DAVID COLE/[email protected] | Hagadone News Network | UPDATED 10 years, 7 months AGO
by DAVID COLE/[email protected]
| May 16, 2015 9:00 PM

COEUR d'ALENE - Folks were packing heat Friday night at the Coeur d'Alene Public Library, but no lead flew when Dr. David Adler took aim at some views on gun rights.

He spoke for an hour about the Second Amendment to 100 people in the library's community room, appearing as a guest of the Idaho Humanities Council and the Friends of the Library.

He said it's a myth that the Second Amendment right to bear arms is "absolute."

"It's utterly untrue, undermined by the practices, by the laws, by the language of statutes, reaching far back into the 17th Century," Adler said.

Adler said the Second Amendment was viewed for 200 years as a collective right for militia formation and readiness, not something that provided individuals with a right to guns for personal protection.

"All of the discussions and debates in the first Congress, that wrote the Second Amendment as part of the entire Bill of Rights, had to do with military questions," Adler said. "Not with an asserted personal right of defense. Not with an individual right to keep and bear arms."

He said District of Columbia v. Heller - the landmark 2008 case in which the U.S. Supreme Court held in a 5-4 decision that the Second Amendment protects an individual's right to guns for self protection - doesn't match with the Second Amendment's application throughout history.

For political reasons, he said, law professors - both conservative and liberal - began writing law review articles pushing the idea of individual gun rights in the 1980s.

"Here politics enters the fold," said Adler, who is president of the Sun Valley Institute, a nonprofit organization focusing on civic education and dialogue. He also is an expert on the Constitution and the office of the president.

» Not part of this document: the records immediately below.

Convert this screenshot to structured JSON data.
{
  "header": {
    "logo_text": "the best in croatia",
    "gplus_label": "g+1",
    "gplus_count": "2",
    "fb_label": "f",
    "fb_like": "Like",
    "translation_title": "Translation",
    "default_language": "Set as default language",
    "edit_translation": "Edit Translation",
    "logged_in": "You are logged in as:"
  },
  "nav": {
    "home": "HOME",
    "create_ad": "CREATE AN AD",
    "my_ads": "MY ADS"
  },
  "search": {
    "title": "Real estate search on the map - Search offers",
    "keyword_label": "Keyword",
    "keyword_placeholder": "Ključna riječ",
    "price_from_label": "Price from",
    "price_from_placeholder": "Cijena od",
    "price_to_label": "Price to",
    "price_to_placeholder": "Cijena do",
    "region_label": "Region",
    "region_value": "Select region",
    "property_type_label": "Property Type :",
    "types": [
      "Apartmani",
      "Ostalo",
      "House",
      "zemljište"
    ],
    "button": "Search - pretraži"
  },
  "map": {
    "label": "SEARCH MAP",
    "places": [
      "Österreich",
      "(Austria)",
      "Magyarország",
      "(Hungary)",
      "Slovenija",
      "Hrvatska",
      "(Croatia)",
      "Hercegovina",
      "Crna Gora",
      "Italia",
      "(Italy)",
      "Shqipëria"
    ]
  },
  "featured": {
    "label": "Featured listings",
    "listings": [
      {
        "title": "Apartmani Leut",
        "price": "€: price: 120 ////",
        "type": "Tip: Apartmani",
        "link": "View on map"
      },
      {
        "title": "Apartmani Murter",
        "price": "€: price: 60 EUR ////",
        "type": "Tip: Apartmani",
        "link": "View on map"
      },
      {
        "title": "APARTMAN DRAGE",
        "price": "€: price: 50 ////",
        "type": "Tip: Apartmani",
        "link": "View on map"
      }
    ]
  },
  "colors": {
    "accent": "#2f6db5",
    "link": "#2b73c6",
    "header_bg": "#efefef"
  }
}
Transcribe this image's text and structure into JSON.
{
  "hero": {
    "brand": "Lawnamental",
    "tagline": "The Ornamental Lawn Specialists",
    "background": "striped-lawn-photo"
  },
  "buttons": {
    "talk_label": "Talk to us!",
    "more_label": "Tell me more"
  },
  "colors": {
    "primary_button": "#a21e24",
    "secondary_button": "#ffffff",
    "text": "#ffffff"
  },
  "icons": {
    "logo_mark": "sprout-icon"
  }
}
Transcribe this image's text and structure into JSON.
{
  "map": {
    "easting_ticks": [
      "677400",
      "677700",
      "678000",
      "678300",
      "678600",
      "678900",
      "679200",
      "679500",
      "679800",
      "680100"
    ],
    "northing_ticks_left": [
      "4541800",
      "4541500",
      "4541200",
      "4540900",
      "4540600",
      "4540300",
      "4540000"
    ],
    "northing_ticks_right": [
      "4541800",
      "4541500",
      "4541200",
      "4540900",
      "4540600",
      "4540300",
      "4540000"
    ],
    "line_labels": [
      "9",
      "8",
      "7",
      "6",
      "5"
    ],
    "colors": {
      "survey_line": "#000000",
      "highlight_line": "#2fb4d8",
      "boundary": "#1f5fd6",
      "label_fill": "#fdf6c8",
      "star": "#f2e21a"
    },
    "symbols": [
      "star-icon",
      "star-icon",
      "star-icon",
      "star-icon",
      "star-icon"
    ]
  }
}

Lyle Lee, who drove from Fernwood to hear the lecture, said he is frustrated by other people and businesses not understanding gun freedoms.

He complained that he sees too many signs prohibiting guns and weapons when he enters businesses, hospitals and other establishments. He has also seen signs saying a person can be searched for weapons at any time in some buildings.

"Where's it say that in the Constitution?" Lee asked prior to Adler's speech.

People are too quick to give away some freedoms, he said.

"Once you give it up, you don't get them back," Lee said.

Adler said Americans are sensitive about their gun rights, and aren't likely to let go of them.

Talk of government instituting "gun control" can whip up public anger, and it's also a good way for some candidates to raise campaign contributions and for organizations like the National Rifle Association to gain support.

Adler said the NRA has for years put forward the idea that there is a constitutional right to own guns as a means of protecting American citizens from tyrannical government.

This right to protect citizens from their government through firepower is a myth, Adler said.

"No constitution contains the seeds of its own destruction," Adler said.

CDA-TV, or local TV Channel 19, recorded the speech and will broadcast it at a later date. The library will make copies of the speech available for view. It will also be available for viewing on the Idaho Humanities Council's website, www.idahohumanities.org.